Secureboot fuse programming on Jetson TX2 32.2.1
Closed this issue · 3 comments
Hi Everyone,
I'm trying to go through secureboot setup steps on 32.2.1 (using nvidia setup instructions) and I'm blocked on the odmfuse.sh step. I haven't been able to get this command to succeed on any part I've tried, and my forum post has so far not resulted in any feedback which helps understand or determine a workaround or fix for the problem. I also have not yet been able to get a bash -x or strace output of a successful odmfuse.sh command from nvidia. This might be useful to compare to what I'm seeing and come up with a workaround.
My question is whether anyone has successfully performed secureboot fuse programming on 32.2.1 using odmfuse.sh on any part but especially Jetson TX2 and, if so, if they would be willing to share a bash -x and/or strace of the successful execution which I could use to compare to what I see when attempting to run.
I've got a project at https://github.com/Trellis-Logic/secureboot-tegra which automates the steps related to downloading and setting up the files needed for secureboot. If I can figure out how to get past this currently blocking issue my long term goal would be to put this into a set of patches which could be contributed to meta-tegra.
Thanks for any suggestions or feedback.
Looks like the problem is with the chip UID checks - the device is very finicky about when the UID can be read, so --skipuid has to be applied to the tegraflash.py invocations at exactly the right time... and that can be different for each SoC type.

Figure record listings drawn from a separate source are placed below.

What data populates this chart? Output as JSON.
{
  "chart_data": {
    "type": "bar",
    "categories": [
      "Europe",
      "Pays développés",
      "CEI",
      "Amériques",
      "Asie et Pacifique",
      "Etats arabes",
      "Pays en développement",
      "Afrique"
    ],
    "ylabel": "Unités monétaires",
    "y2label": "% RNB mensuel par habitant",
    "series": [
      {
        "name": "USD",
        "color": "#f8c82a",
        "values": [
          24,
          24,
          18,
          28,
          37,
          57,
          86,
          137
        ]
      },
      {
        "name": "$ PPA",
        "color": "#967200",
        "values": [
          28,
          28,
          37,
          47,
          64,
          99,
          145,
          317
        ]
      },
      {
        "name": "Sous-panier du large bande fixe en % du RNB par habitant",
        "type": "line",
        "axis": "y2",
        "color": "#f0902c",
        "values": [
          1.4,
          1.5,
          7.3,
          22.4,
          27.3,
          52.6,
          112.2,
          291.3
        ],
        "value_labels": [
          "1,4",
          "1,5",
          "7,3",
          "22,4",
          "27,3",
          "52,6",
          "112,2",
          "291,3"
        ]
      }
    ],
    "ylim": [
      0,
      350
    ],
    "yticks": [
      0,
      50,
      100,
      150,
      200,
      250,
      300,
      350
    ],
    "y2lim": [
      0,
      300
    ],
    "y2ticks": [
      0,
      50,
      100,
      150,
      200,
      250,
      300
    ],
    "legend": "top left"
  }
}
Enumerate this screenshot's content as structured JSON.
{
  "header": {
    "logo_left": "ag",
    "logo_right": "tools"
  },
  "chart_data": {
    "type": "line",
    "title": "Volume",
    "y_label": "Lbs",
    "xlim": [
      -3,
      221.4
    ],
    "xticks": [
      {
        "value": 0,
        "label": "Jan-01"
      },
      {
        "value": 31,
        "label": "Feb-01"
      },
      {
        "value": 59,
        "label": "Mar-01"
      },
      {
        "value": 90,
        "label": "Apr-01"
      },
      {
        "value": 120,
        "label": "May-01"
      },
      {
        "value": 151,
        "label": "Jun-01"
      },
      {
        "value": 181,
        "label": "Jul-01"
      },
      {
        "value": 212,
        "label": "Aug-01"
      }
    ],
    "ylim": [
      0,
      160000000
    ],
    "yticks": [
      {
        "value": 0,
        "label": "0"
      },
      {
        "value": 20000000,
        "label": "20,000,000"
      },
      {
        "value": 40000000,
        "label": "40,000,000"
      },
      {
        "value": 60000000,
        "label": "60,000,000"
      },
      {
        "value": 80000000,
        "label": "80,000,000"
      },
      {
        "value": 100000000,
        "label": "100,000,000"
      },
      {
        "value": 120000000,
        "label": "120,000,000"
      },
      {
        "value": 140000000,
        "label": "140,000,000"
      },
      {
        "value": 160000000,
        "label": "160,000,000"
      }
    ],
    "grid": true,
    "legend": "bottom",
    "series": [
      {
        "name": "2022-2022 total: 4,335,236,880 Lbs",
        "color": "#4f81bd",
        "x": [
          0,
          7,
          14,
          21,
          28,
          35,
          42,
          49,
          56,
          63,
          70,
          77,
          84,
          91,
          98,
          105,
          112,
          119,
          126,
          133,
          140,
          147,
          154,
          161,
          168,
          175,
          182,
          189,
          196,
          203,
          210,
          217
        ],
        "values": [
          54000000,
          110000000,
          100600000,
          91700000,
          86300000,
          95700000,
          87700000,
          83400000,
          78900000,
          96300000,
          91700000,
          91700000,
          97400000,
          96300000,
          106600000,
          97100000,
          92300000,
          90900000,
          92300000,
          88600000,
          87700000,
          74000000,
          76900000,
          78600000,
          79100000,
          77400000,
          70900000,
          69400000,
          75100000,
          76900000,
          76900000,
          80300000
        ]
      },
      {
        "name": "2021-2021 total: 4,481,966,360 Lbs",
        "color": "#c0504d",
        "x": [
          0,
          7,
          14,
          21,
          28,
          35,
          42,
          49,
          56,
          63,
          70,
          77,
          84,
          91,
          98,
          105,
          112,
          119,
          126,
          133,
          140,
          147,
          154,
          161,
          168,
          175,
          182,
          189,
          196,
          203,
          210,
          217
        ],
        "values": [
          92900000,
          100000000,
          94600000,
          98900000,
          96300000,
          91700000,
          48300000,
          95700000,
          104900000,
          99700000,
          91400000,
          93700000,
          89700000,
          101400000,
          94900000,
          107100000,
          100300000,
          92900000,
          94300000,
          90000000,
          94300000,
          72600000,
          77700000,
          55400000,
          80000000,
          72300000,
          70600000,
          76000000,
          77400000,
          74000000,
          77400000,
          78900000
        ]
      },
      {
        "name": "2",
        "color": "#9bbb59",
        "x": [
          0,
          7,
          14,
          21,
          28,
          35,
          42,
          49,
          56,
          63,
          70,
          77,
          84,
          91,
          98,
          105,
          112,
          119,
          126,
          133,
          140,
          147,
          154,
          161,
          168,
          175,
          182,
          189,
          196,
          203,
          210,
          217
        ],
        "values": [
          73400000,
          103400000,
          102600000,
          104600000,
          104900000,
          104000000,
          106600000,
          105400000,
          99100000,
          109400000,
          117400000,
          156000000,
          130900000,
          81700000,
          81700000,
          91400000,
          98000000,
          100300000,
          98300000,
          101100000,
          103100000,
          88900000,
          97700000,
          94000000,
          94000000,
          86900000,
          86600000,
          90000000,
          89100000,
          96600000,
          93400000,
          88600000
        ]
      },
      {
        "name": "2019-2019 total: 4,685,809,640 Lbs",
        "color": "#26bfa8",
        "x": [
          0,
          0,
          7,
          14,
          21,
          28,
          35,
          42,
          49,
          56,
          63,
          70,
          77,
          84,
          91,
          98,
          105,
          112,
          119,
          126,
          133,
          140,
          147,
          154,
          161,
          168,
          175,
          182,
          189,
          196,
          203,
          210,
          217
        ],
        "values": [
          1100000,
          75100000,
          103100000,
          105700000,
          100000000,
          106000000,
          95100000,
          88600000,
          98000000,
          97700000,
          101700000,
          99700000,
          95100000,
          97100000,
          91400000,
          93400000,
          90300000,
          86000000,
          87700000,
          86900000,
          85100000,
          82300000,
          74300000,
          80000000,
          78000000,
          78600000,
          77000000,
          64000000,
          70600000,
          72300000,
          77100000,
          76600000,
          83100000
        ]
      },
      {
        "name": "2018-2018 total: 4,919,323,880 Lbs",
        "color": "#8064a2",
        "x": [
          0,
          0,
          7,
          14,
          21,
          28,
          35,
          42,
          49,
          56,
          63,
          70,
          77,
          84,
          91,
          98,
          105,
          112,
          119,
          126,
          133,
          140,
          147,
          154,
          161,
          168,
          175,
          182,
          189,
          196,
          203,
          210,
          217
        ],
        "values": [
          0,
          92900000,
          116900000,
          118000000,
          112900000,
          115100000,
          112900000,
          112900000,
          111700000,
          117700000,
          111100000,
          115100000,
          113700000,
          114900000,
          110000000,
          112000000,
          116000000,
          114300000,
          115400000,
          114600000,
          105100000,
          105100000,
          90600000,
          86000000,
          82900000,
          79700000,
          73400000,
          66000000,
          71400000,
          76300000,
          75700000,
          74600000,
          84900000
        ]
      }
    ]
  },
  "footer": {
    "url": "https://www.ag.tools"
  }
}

With the attached patch to odmfuse.sh I was able to get a successful fuse burn: fix-uid-check-in-odmfuse.patch.txt.
Of course, now that I've done this, I've got to get meta-tegra updated so I can generate signed images for flashing...
With the attached patch to odmfuse.sh I was able to get a successful fuse burn: fix-uid-check-in-odmfuse.patch.txt.
Thanks @madisongh! I can confirm that works for me too.
Of course, now that I've done this, I've got to get meta-tegra updated so I can generate signed images for flashing...
I'd be happy to help with this if I can be useful. I'll see how far I can get this week and open a new issue if I can get anything ready to share. Or if you are able to complete it before I can I'd be happy to help with testing/documentation.
@dwalkes I have some work in progress on the wip-secure-boot-tegra186 branch.